One of the things I struggle with is the best way to package and display our farm's products. Some people seem to have a natural flair for this. I copy those people.

Case in point: Robin's vintage suitcases, which she uses to carry and display her handspun yarn. She totes it into a show, opens it up, and voila! Perfect display, which she claims she ripped off from someone else.

Ever since I saw it, I have been on the hunt for a similar suitcase to use for my little bags of felted wool. A shop in town had two perfect ones, but I dithered too long and they were gone the next time I stopped in. A few weeks later, she let me know that she had more.

Of course they weren't quite as neat as the originals. They never are. Only one was possibly suitable.



Possibly. It is vintage in the way that anything colored harvest gold is vintage, which is not quite as cool and retro as anything from the fifties. With Maryland breathing down my neck, beggars couldn't be choosers.

The shop owner knocked down the price because she hadn't had a chance to clean it up yet. I finally got to it today, because: Maryland. Three days. As soon as I started, the only word that came to mind was, well, mankyCall the Midwife is in season. I am channelling my inner Brit at the moment.




A scrub with Fantastic and a Magic Eraser sponge and it was a spot better. (I wasn't kidding about the inner Brit.)

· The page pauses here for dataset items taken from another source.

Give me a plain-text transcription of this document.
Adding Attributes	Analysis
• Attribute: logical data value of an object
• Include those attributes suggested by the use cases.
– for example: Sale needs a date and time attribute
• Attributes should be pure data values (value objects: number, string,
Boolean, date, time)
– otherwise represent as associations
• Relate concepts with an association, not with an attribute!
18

The inside still needed some work.




Actually, it just needed to have all the fabric bits removed, along with the stray bobby pins. More Fantastic, more Magic Eraser (love those things), a heck of a lot of vacuuming.



The bottom is a wooden piece, but it had broken in half. After aligning the pieces together, I put another piece on top to strengthen it and hopefully hold the broken pieces in place. If you are wondering why I am not using clamps to keep it together while the wood glue dries, it is because my sons have completely wrecked my husband's workbench and I could only find this too-small one, so I was forced to use it as a weight instead.

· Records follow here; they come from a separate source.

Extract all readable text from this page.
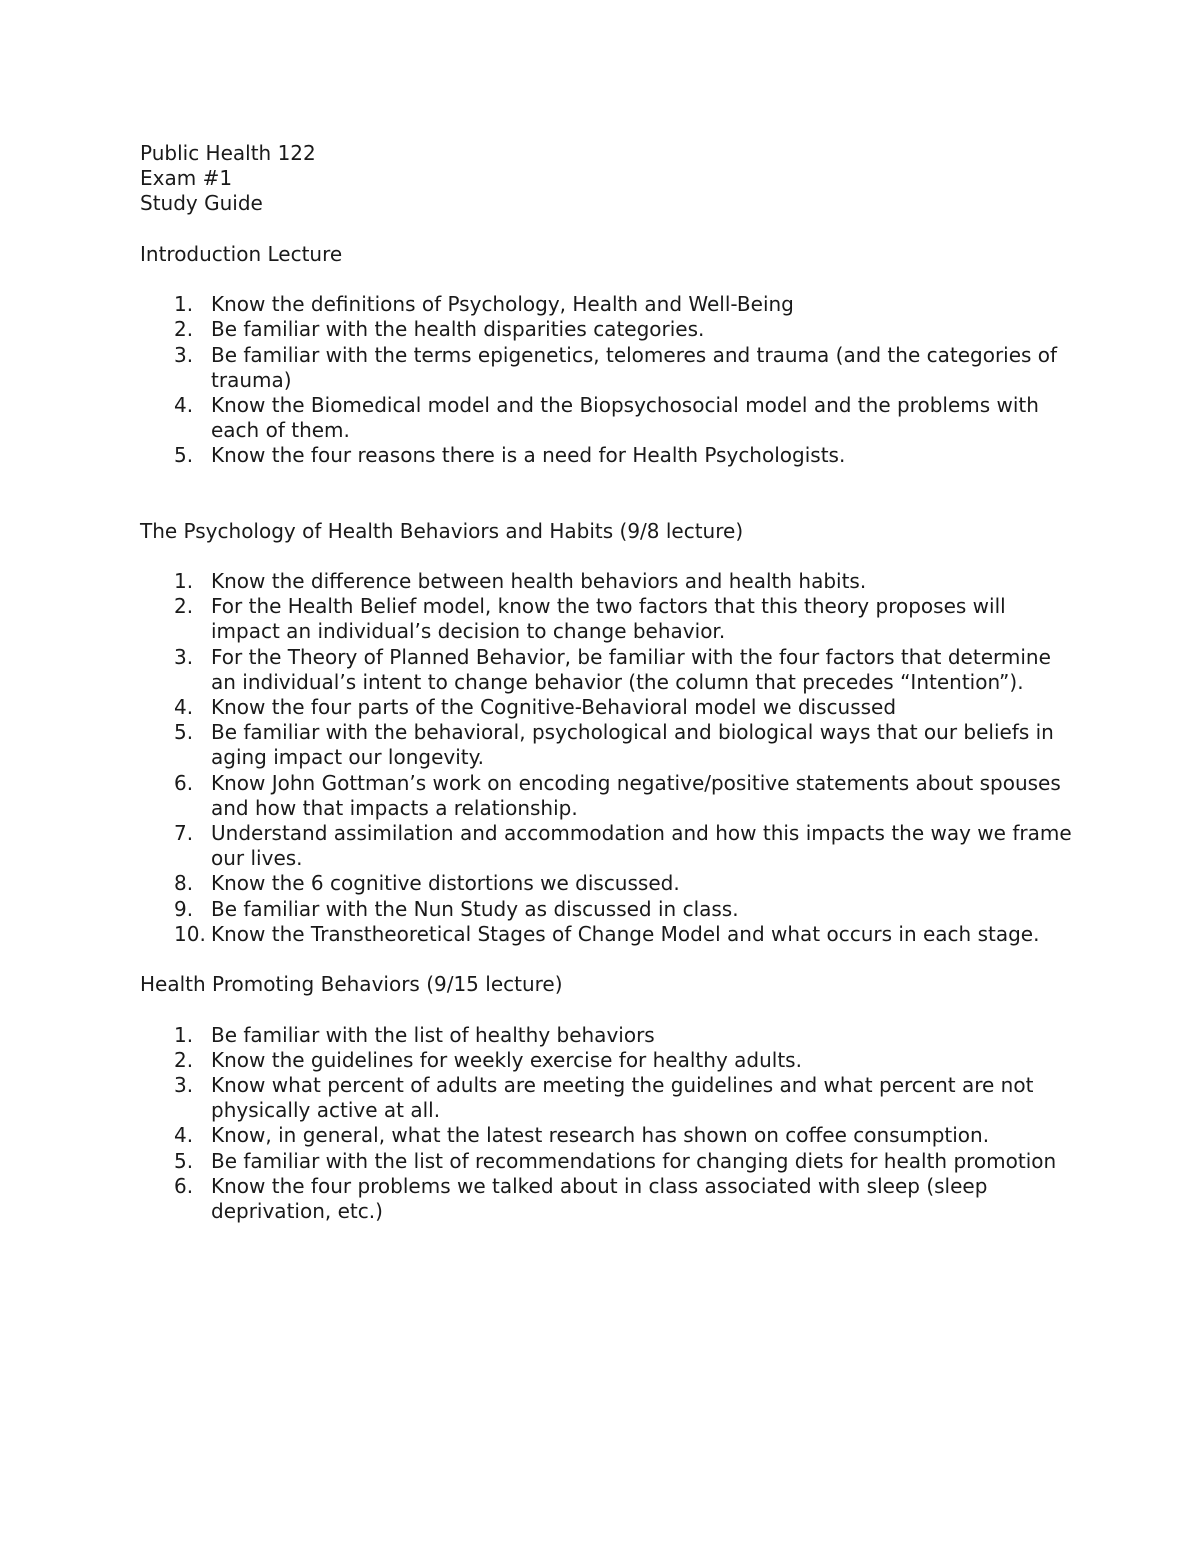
Public Health 122
Exam #1
Study Guide
Introduction Lecture
1. Know the definitions of Psychology, Health and Well-Being
2. Be familiar with the health disparities categories.
3. Be familiar with the terms epigenetics, telomeres and trauma (and the categories of trauma)
4. Know the Biomedical model and the Biopsychosocial model and the problems with each of them.
5. Know the four reasons there is a need for Health Psychologists.
The Psychology of Health Behaviors and Habits (9/8 lecture)
1. Know the difference between health behaviors and health habits.
2. For the Health Belief model, know the two factors that this theory proposes will impact an individual’s decision to change behavior.
3. For the Theory of Planned Behavior, be familiar with the four factors that determine an individual’s intent to change behavior (the column that precedes “Intention”).
4. Know the four parts of the Cognitive-Behavioral model we discussed
5. Be familiar with the behavioral, psychological and biological ways that our beliefs in aging impact our longevity.
6. Know John Gottman’s work on encoding negative/positive statements about spouses and how that impacts a relationship.
7. Understand assimilation and accommodation and how this impacts the way we frame our lives.
8. Know the 6 cognitive distortions we discussed.
9. Be familiar with the Nun Study as discussed in class.
10. Know the Transtheoretical Stages of Change Model and what occurs in each stage.
Health Promoting Behaviors (9/15 lecture)
1. Be familiar with the list of healthy behaviors
2. Know the guidelines for weekly exercise for healthy adults.
3. Know what percent of adults are meeting the guidelines and what percent are not physically active at all.
4. Know, in general, what the latest research has shown on coffee consumption.
5. Be familiar with the list of recommendations for changing diets for health promotion
6. Know the four problems we talked about in class associated with sleep (sleep deprivation, etc.)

I have been keeping back this mega-heavy-duty cardboard box for several weeks with this project in mind. It's a wonder my husband puts up with my hoarding ways. A little cutting, a little glueing of burlap fabric to cover the cardboard, some sorting of wool, and now I have my own voila!



Unfortunately I miscounted how many colors I had already dyed, so I am scrambling a bit to fill those last two slots. One has been filled since I took the picture; the other is in the dyepot. I do have three whole days until Maryland.